I was happy to see one scene with Jeff Wincott (PROM NIGHT, MARTIAL LAW 2: UNDERCOVER, MISSION OF JUSTICE) as a transit cop, i.e. an alien. Also Malin Akerman is in a couple scenes as Tucker’s mistreated girlfriend, uncredited because this is before WATCHMEN and/or 27 DRESSES made her known. She had only been in three college movies (THE SKULLS, THE FRATERNITY and THE UTOPIAN SOCIETY) and HAROLD & KUMAR GO TO WHITE CASTLE.
One interesting fact about Hirschbiegel is that I’ve never seen DAS EXPERIMENT but I almost watched it specifically because it got him almost-hired to do the third BLADE movie. But then he decided to do DOWNFALL instead. Bummer. Ya blew it, Hirschbiegel.
October 29th, 2024 at 7:49 am
The sources about what went down behind the scenes with this differ. “30% Wachowski reshoot” sounds odd, considering that other sources say the movie got almost EXORCIST: DOMINION’d and therefore reshot almost completely, with Hirschbiegel only getting director credit for the final version because he was the more prestigious name at the time, while McTeague got a nice paycheck for not complaining about it. What everybody agrees on is that Daniel Craig originally had a smaller part, but in the gap between the first and 2nd shoot he was cast as James Bond, so they added more of him to capitalize on that.
Back in the IMDb message board days someone who claimed to have seen the Hirschbiegel cut, called it “Like watching a disturbing documentary about the end of the world” and agreed that from a commercial POV the reshoots made sense, because this was more an arthouse movie than a blockbuster, which is something that I heard through the years a few times.
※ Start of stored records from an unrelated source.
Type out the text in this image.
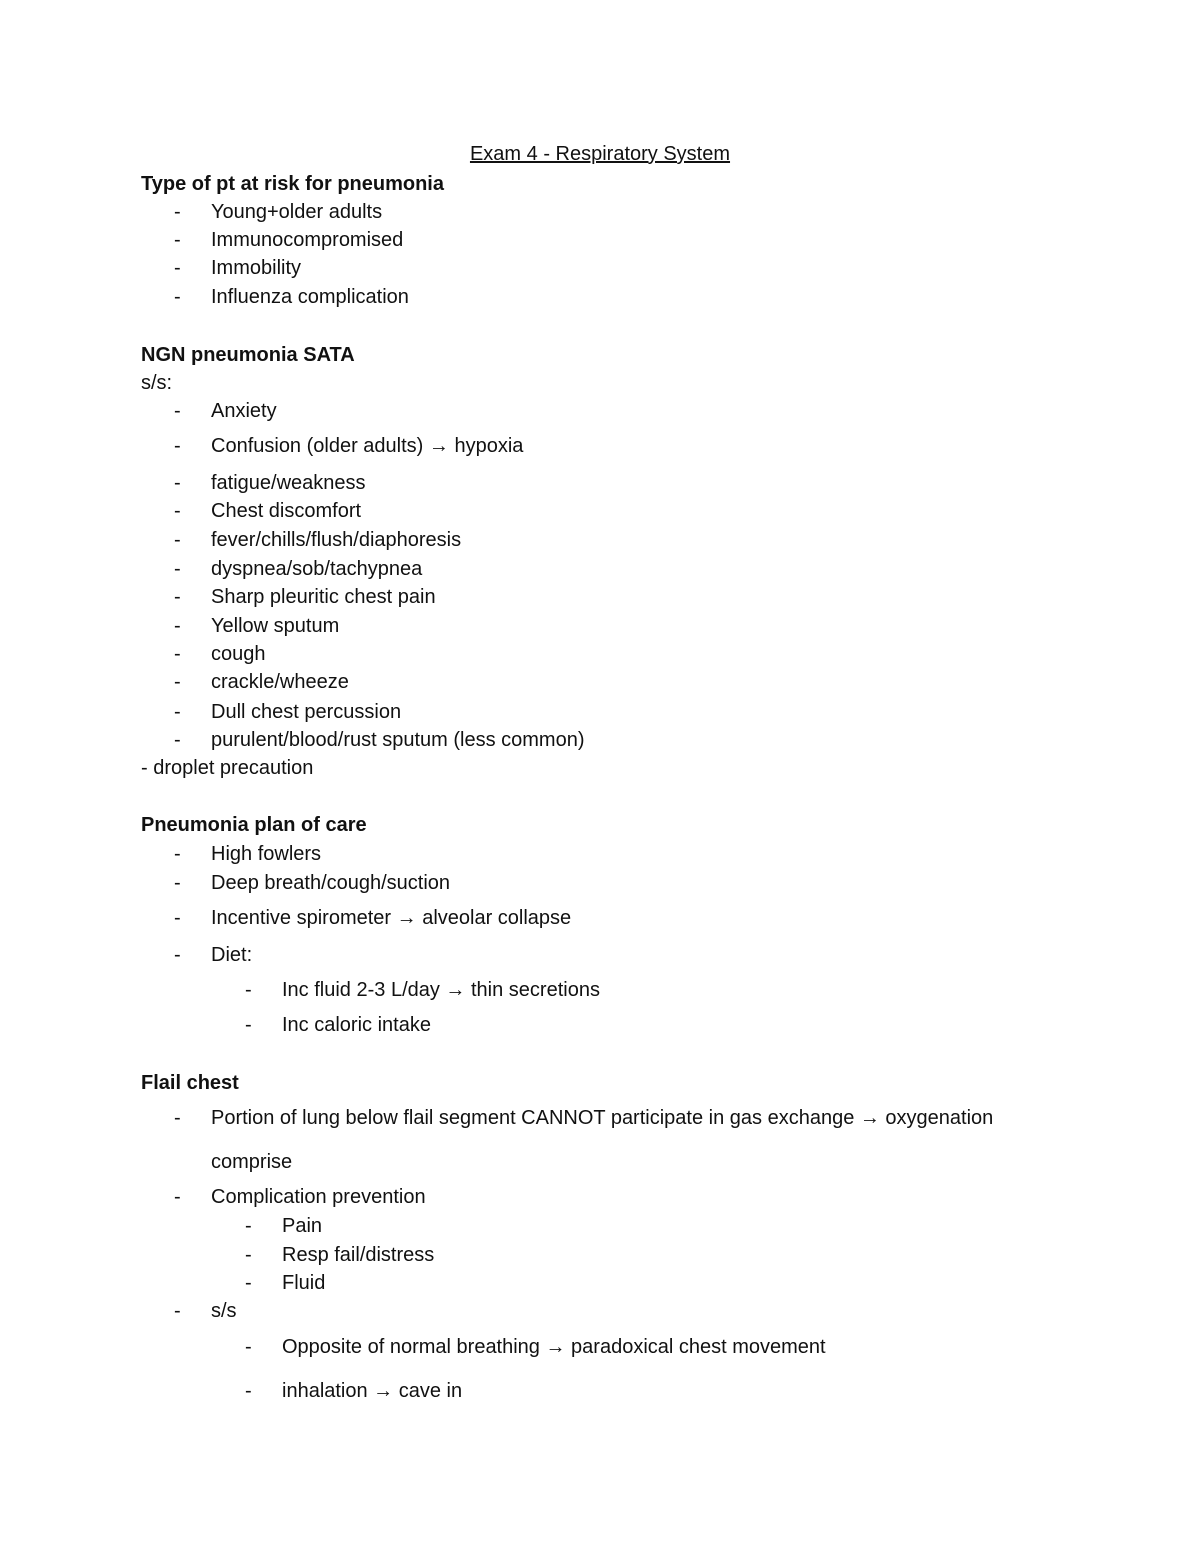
Exam 4 - Respiratory System
Type of pt at risk for pneumonia
- Young+older adults
- Immunocompromised
- Immobility
- Influenza complication
NGN pneumonia SATA
s/s:
- Anxiety
- Confusion (older adults) → hypoxia
- fatigue/weakness
- Chest discomfort
- fever/chills/flush/diaphoresis
- dyspnea/sob/tachypnea
- Sharp pleuritic chest pain
- Yellow sputum
- cough
- crackle/wheeze
- Dull chest percussion
- purulent/blood/rust sputum (less common)
- droplet precaution
Pneumonia plan of care
- High fowlers
- Deep breath/cough/suction
- Incentive spirometer → alveolar collapse
- Diet:
- Inc fluid 2-3 L/day → thin secretions
- Inc caloric intake
Flail chest
- Portion of lung below flail segment CANNOT participate in gas exchange → oxygenation
comprise
- Complication prevention
- Pain
- Resp fail/distress
- Fluid
- s/s
- Opposite of normal breathing → paradoxical chest movement
- inhalation → cave in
Don’t know if they were all referring to the same IMDb post or were different people from the test screenings. Someone else claimed that Q-Tip appeared as leader of an anti-alien resistance in the last act, which supposedly had a claustrophobic but small scale action scene with a crowd of infected and uninfected people in a stairway, but I never heard anybody mention Q-tip’s participation either before or after release, so take that with a grain of salt.
It’s been a long time since I saw it, but I agree with it being “Not as good as the others, but also still watchable”. Still, would’ve been cool if the S***** C** would’ve been such a global phenomenon that there would be a wave of restored director’s cuts and this would be one of them.